The work mainly evolved between Sep. 2016 - Oct. 2017 at the Xi’an University of Technology, China and Oct. 2017 - Oct. 2019 at the Chair of Water Resources Management and Modeling of Hydrosystems, Institute of Civil Engineering, School VI Plannung Building Environment, Technische Universität Berlin.
Day of scientific discussion: December 22, 2019, Xi’an University of Technology, China
It is known that soil and water loss is serious in Loess Plateau, China. Soil erosion is a serious threat to the ecological environment and social productivity in watershed. The slope is considered as the main source of soil erosion. As the most basic unit of the watershed, slope is usually the beginning of the soil erosion research process. The sediment production mechanism of slope soil erosion and the quantitative study of sediment transport is a difficult and hot topic of international research. The thesis takes loess slope as the research object to develop the soil erosion numerical model. Firstly, the algorithm of hydrological-hydrodynamic numerical model is optimized. Secondly, the response of sediment yield to hydrodynamic parameters is analyzed through the indoor slope erosion experiment, and then the sediment transport capacity is established for loess slope. Finally, high-performance and robust numerical model is established for sediment transport processes simulation on loessal slope based on the optimized hydrological-hydrodynamic numerical model and established slope sediment transport capacity. The high-performance and robust numerical model is applied to simulate the rainfall erosion experiment for verification model. This research obtained the following main conclusions:
(1) A novel friction source term treatment method was developed for overland flow simulation using shallow water flow model, which improved the calculation efficiency of the hydrological-hydrodynamic numerical model and the accuracy of the surface runoff simulation. The mathematical method is applied to change the implicit solution into the explicit scheme for the friction source term in the shallow water equation by the quadratic equation, which improve calculation efficiency of the friction source term. Compared with the fully implicit algorithm, the proposed algorithm can save 45.16%-93.55% friction calculation time. The proposed algorithm function can be flexibly integrated into the shallow water equation.
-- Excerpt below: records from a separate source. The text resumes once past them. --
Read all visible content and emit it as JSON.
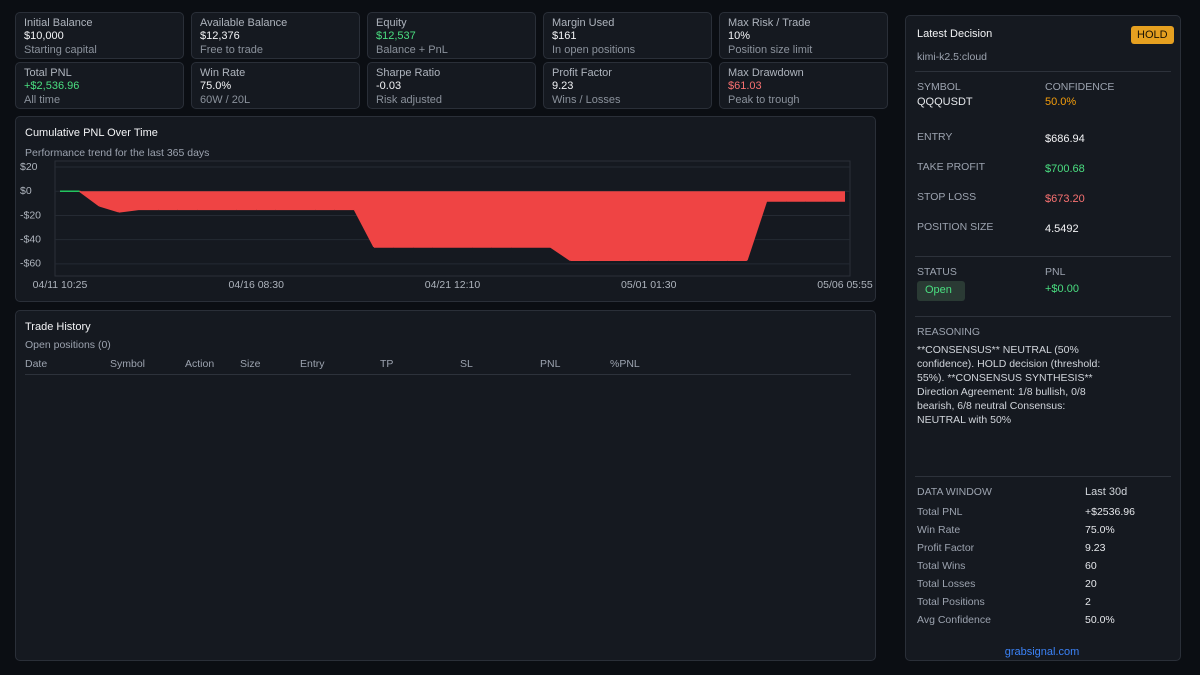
{
  "cards": [
    {
      "label": "Initial Balance",
      "value": "$10,000",
      "sub": "Starting capital",
      "color": "#f3f4f6"
    },
    {
      "label": "Available Balance",
      "value": "$12,376",
      "sub": "Free to trade",
      "color": "#f3f4f6"
    },
    {
      "label": "Equity",
      "value": "$12,537",
      "sub": "Balance + PnL",
      "color": "#4ade80"
    },
    {
      "label": "Margin Used",
      "value": "$161",
      "sub": "In open positions",
      "color": "#f3f4f6"
    },
    {
      "label": "Max Risk / Trade",
      "value": "10%",
      "sub": "Position size limit",
      "color": "#f3f4f6"
    },
    {
      "label": "Total PNL",
      "value": "+$2,536.96",
      "sub": "All time",
      "color": "#4ade80"
    },
    {
      "label": "Win Rate",
      "value": "75.0%",
      "sub": "60W / 20L",
      "color": "#f3f4f6"
    },
    {
      "label": "Sharpe Ratio",
      "value": "-0.03",
      "sub": "Risk adjusted",
      "color": "#f3f4f6"
    },
    {
      "label": "Profit Factor",
      "value": "9.23",
      "sub": "Wins / Losses",
      "color": "#f3f4f6"
    },
    {
      "label": "Max Drawdown",
      "value": "$61.03",
      "sub": "Peak to trough",
      "color": "#f87171"
    }
  ],
  "chart": {
    "type": "area",
    "title": "Cumulative PNL Over Time",
    "subtitle": "Performance trend for the last 365 days",
    "categories": [
      "04/11 10:25",
      null,
      null,
      null,
      null,
      null,
      null,
      null,
      null,
      null,
      "04/16 08:30",
      null,
      null,
      null,
      null,
      null,
      null,
      null,
      null,
      null,
      "04/21 12:10",
      null,
      null,
      null,
      null,
      null,
      null,
      null,
      null,
      null,
      "05/01 01:30",
      null,
      null,
      null,
      null,
      null,
      null,
      null,
      null,
      null,
      "05/06 05:55"
    ],
    "series": [
      {
        "color": "#ef4444",
        "positive_color": "#22c55e",
        "values": [
          0,
          0,
          -12,
          -17,
          -15,
          -15,
          -15,
          -15,
          -15,
          -15,
          -15,
          -15,
          -15,
          -15,
          -15,
          -15,
          -46,
          -46,
          -46,
          -46,
          -46,
          -46,
          -46,
          -46,
          -46,
          -46,
          -57,
          -57,
          -57,
          -57,
          -57,
          -57,
          -57,
          -57,
          -57,
          -57,
          -8,
          -8,
          -8,
          -8,
          -8
        ]
      }
    ],
    "ylim": [
      -70,
      25
    ],
    "yticks": [
      {
        "value": -60,
        "label": "-$60"
      },
      {
        "value": -40,
        "label": "-$40"
      },
      {
        "value": -20,
        "label": "-$20"
      },
      {
        "value": 0,
        "label": "$0"
      },
      {
        "value": 20,
        "label": "$20"
      }
    ],
    "grid": true
  },
  "history": {
    "title": "Trade History",
    "subtitle": "Open positions (0)",
    "columns": [
      "Date",
      "Symbol",
      "Action",
      "Size",
      "Entry",
      "TP",
      "SL",
      "PNL",
      "%PNL"
    ]
  },
  "decision": {
    "title": "Latest Decision",
    "badge": "HOLD",
    "model": "kimi-k2.5:cloud",
    "symbol_label": "SYMBOL",
    "symbol": "QQQUSDT",
    "confidence_label": "CONFIDENCE",
    "confidence": "50.0%",
    "fields": [
      {
        "label": "ENTRY",
        "value": "$686.94",
        "color": "#f3f4f6"
      },
      {
        "label": "TAKE PROFIT",
        "value": "$700.68",
        "color": "#4ade80"
      },
      {
        "label": "STOP LOSS",
        "value": "$673.20",
        "color": "#f87171"
      },
      {
        "label": "POSITION SIZE",
        "value": "4.5492",
        "color": "#f3f4f6"
      }
    ],
    "status_label": "STATUS",
    "status": "Open",
    "pnl_label": "PNL",
    "pnl": "+$0.00",
    "reasoning_label": "REASONING",
    "reasoning": "**CONSENSUS** NEUTRAL (50% confidence). HOLD decision (threshold: 55%). **CONSENSUS SYNTHESIS** Direction Agreement: 1/8 bullish, 0/8 bearish, 6/8 neutral Consensus: NEUTRAL with 50%",
    "window_label": "DATA WINDOW",
    "window": "Last 30d",
    "stats": [
      {
        "label": "Total PNL",
        "value": "+$2536.96"
      },
      {
        "label": "Win Rate",
        "value": "75.0%"
      },
      {
        "label": "Profit Factor",
        "value": "9.23"
      },
      {
        "label": "Total Wins",
        "value": "60"
      },
      {
        "label": "Total Losses",
        "value": "20"
      },
      {
        "label": "Total Positions",
        "value": "2"
      },
      {
        "label": "Avg Confidence",
        "value": "50.0%"
      }
    ],
    "footer": "grabsignal.com"
  }
}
(2) Clarified the response of surface runoff simulation accuracy to high-resolution DEM, high-resolution DEM can significantly improve the accuracy of simulation results. By simulating the rainfall-runoff process in the 2m and 5m resolution DEM in watershed, it is shown that the capture accuracy of the peak flow and time for the higher-resolution DEM is increased by 14.71% and 20%, respectively. For the simulation accuracy of the runoff process, NSE and R2 increased by 26.03% and 14.67% respectively; RMSE and RB decreased by 22.58% and 84.78%, respectively.
(3) Revealed the response of sediment transport on slope to hydrodynamic parameters under different slope and flow conditions, slope sediment transport capacity formula was established based on unit energy power. Compared to the relationship between runoff shear stress, unit stream power and runoff energy consumption theory and slope erosion, it is shown that the three theories have themselves advantages in slope erosion research. The parameters are easy to obtain for unit stream power calculation, and unit stream power theory is widely used to the erosion model based on physical processes. Based on the slope sediment transport capacity formula of Govers, slope sediment transport capacity was corrected by introducing the viscous sand starting flow rate calculation method, the parameters based on the particle size of the sediment particles were determined through regression analysis of the experimental data. A corrected slope sediment transport capacity formula of Govers was established, which is suitable for the loess slope. Compared to original Govers formula, the established slope sediment transport capacity formula can is better to predict the sediment transport capacity. Regarding the evaluation metrics, P.O.0.5-2.0 and R2 are increased by 28.94% and 5.38%, and RMSE is reduced by 80.00%.
(4) The high-performance and robust numerical model of two-dimensional water and sediment on the slope was developed. The temporal and spatial evolution of slope runoff and sediment was simulated, and the source and change of erosion was identified on the slope. The hydrological-hydrodynamic numerical model coupled the slope sediment transport module established by corrected Govers sediment transport capacity formula, which shaped a high-performance robust numerical model for the two-dimensional water and sediment for the loess slope. The model simulation was verified by simulating the rainfall erosion experiment for slope and slope-gully. Regarding the evaluation metrics for slope simulation accuracy: the NSE were 0.83 for runoff rate and 0.66 for sediment concentration, R2 were 0.89 for runoff rate and 0.73 for sediment concentration, respectively, and RB was -5.02% for runoff rate and -1.02% for sediment concentration. Regarding the evaluation metrics for slope-gully simulation accuracy: the NSE were 0.81 for runoff rate and 0.47 for sediment concentration, R2 were 0.74 for runoff rate and 0.57 for sediment concentration, respectively, and RB was -5.88% for runoff rate and -1.53% for sediment concentration. The analysis of the slope erosion source in spatial shown that the most severely eroded area is the middle and lower part of the slope, and the erosion contribution rate of the slope 1~4m is 69.59%. It is necessary to carry out some measures for controlling the soil erosion in main erosion source area.